There are things in life that you can walk past a thousand times and never give them more than a passing glance, taking them as a mundane given in your visual landscape. The sculpture above was one of those things for me. Located on the back corner of Foellinger Auditorium on the University of Illinois quad, facing a group of magnolia trees I have grown to cherish, the sculpture is one of the two Sons of Deucalion and Pyrrha pieces by the late sculptor Loredo Taft. But for me, it was simply another inanimate, nameless statue until today.
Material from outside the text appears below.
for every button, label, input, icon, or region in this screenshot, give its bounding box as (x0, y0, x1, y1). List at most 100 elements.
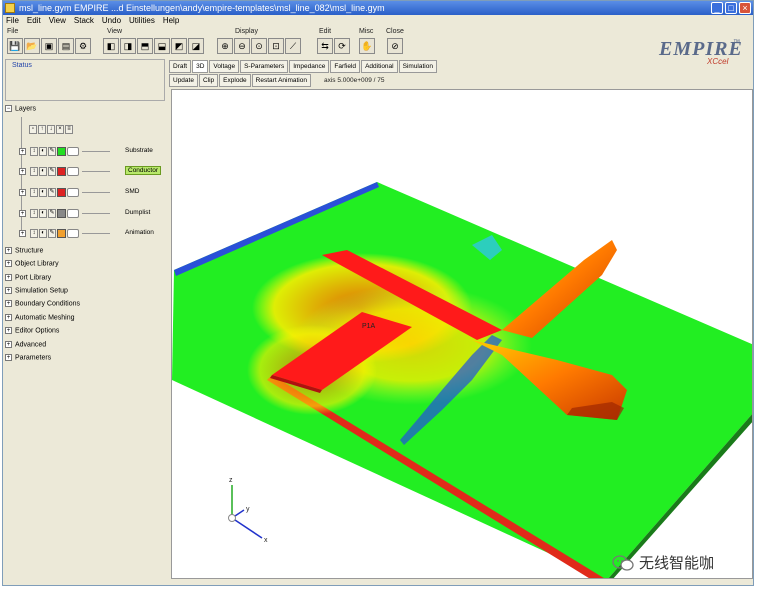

We were greeted by a springlike day, with crisp, cool air and blue skies. I grabbed my camera over the lunch hour with the goal of taking some botanical photos of emerging flower and leaf buds on the trees around my end of campus. As I came around the corner of the quad toward my favored magnolias, the statue spoke to me in a way it never has.
The shadows from the overhead sun accentuated the way the man hides his face between his knees, and suddenly the sculpture reminded me how much of our lives we spending hiding our faces, embarrassed, timid or scared to reveal true selves, even surrounded the promised safety of our family and close friends. Many of us remain crouched, with our head between our knees, waiting for the turbulence of life to pass. Like these sculptures, if we remain rigid with our faces hidden, the elements will eventually wear us away to crumbled ruins.
In just a couple of weeks, the magnolias that stand opposite the Sons of Deucalion and Pyrrha will proudly and beautifully reveal their true faces. Their glory may be fleeting, lasting sometimes just a few days. But they give us all of themselves, while the sculpture just a few feet away remains eternally poised in shadow.